Al cumplir los trece años, metí
en una caja de madera mis juguetes favoritos. Y los enterré en una jardinera de
la terraza. Llovió. Hizo sol. Viento. Muchas veces. En este orden o en el
inverso, incluso todo a la vez: sol-lluvia-viento. Mi madre plantó caléndulas,
perejil, petunias blancas. Fui a la universidad. Un día conocí a una chica. Me
casé. Mi madre murió. Ya no había caléndulas ni perejil ni petunias. Me llevé
la jardinera a mi casa. Planté con mi hija geranios. Revolviendo la tierra, la
chica encontró la caja. Ahora mi hija juega con caballos azules y un gran jefe
indio. Las canicas me miran con sus ojos de colores. Tienen el mismo brillo, la
misma fantasía en sus volutas de plastilina que cuando las gané en el recreo.

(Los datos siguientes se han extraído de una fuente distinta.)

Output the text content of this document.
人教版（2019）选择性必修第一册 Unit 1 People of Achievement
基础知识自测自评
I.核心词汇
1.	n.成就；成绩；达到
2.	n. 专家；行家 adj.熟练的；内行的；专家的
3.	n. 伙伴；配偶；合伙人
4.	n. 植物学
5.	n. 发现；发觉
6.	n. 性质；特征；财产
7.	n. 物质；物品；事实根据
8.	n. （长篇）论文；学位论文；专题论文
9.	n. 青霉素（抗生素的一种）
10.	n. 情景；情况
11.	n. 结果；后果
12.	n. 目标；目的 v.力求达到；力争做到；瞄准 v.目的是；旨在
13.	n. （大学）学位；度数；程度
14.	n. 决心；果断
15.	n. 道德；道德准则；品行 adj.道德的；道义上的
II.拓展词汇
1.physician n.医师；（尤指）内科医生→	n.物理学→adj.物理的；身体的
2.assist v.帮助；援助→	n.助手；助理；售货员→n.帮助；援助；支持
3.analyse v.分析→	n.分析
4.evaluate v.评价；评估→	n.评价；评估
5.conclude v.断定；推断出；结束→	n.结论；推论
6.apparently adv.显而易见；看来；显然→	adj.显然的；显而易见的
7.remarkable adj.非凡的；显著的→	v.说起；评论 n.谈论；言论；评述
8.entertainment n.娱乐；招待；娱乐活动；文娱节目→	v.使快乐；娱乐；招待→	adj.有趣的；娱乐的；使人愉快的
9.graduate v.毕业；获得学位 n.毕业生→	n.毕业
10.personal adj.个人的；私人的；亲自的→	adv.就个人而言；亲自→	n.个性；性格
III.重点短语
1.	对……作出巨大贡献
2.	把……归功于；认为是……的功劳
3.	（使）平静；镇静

Por ellas no pasa el tiempo. Sin embargo, las plumas del indio están descoloridas. Y el recreo de mi colegio ya no existe. Aunque
sigo viéndolo cada vez que paso delante de él, actualmente hay un edificio horroroso
en su lugar. En mi corazón algunas cosas permanecen. Otras se han ido. Muchas
las intento atrapar. Las guardaré en esta caja, de nuevo. Quizá me entierren con ella.
3 comentarios:
Arriba Puri. Ibas bien,nos envolviste en un relato de exquisita dulzura, pero tu personaje con los recuerdos desagradables ya se lanza a medirse la caja y a comprar las flores. Se volvió tango.
Qué buenos esos pequeños tesoros que guardamos, y qué bueno que los reconzca aun cuando los reencuentra pasado el tiempo. Toda una lección.
Un abrazo Puri.
Carlos: C'est la vie...
Miguel, cada uno tiene sus tesoros que merecen ser recordados.